The control panel's turquoise and salmon buttons are easy to understand. A brightly lit LCD helps you adjust paper handling, print an event log, and clear paper jams. We were struck by the high-pitched, claptrap sounds made as we opened and closed the trays and the drawers; but despite these sound effects, the components don't look or feel flimsy. Still, the HP 2420d's overall appearance is staid and straight out of cubicle-land. Few workgroup laser printers offer innovative design, but compared with this HP, we appreciate the Lexmark T430dn's lower-slung profile and shiny chrome control panel.The HP LaserJet 2420d can expand to fit some business needs. If you plan to share this printer with more than one computer, don't bother tacking on a print server for $300 to $500; instead, buy the network-ready HP 2420dn off the bat for $900. For a reasonable $149, you can add one 500-sheet input tray to the HP 2420d to hold a maximum of 850 sheets. Lexmark's trays cost more, but you can fit up to 1,100 pages in the T430dn.
HP's print drivers cover rudiments such as number of copies, paper size, the addition of watermarks, and resolution adjustments. But the Lexmark T430dn lets you make a bevy of image-quality adjustments, plus it enables bonus confidentiality and account tracking features that appeal to businesses.
The HP 2420d comes with 48MB of RAM and has a maximum 304MB, which is good. If you buy the networkable version of this model, the 2420dn, you get 64MB of RAM with a maximum of 320MB, the same as the Lexmark T430dn. However, an extra 256MB DIMM for the HP runs $599, less than half of what Lexmark asks for the same amount of RAM.

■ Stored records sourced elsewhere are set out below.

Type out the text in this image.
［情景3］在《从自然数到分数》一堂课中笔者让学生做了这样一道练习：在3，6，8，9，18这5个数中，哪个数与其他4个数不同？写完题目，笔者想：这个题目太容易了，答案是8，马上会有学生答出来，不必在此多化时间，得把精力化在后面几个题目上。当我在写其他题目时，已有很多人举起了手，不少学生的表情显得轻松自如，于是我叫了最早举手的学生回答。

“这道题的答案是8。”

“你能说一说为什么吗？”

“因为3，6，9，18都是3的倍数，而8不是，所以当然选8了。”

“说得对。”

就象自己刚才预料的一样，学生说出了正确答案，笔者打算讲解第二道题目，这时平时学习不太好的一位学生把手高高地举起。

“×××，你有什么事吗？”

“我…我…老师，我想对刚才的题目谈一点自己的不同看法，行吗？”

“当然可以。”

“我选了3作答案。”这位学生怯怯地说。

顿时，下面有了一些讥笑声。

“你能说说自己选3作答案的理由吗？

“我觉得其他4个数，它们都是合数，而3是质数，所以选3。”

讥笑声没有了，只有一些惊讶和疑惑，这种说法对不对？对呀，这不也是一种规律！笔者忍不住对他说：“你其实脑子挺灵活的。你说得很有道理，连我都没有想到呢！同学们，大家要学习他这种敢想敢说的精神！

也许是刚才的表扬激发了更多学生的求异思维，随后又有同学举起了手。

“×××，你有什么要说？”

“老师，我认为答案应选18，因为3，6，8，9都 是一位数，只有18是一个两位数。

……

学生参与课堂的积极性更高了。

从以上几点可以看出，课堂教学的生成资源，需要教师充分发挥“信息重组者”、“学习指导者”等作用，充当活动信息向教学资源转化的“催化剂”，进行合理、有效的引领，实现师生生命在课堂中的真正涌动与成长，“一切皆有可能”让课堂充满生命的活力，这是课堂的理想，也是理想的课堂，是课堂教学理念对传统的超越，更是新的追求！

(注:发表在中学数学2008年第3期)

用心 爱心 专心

HP's Toolbox software lets you track printer status over a network and request e-mail alerts when errors occur or supplies run low. Some of CNET's users have complained that the Toolbox software is bloated; we didn't encounter problems on our test bed in CNET Labs. However, we decided to explore the matter further by installing the HP 2420d on another Windows XP computer, which ate up an agonizing half hour. Yet our next installation attempt on the same PC worked seamlessly and took less than five minutes.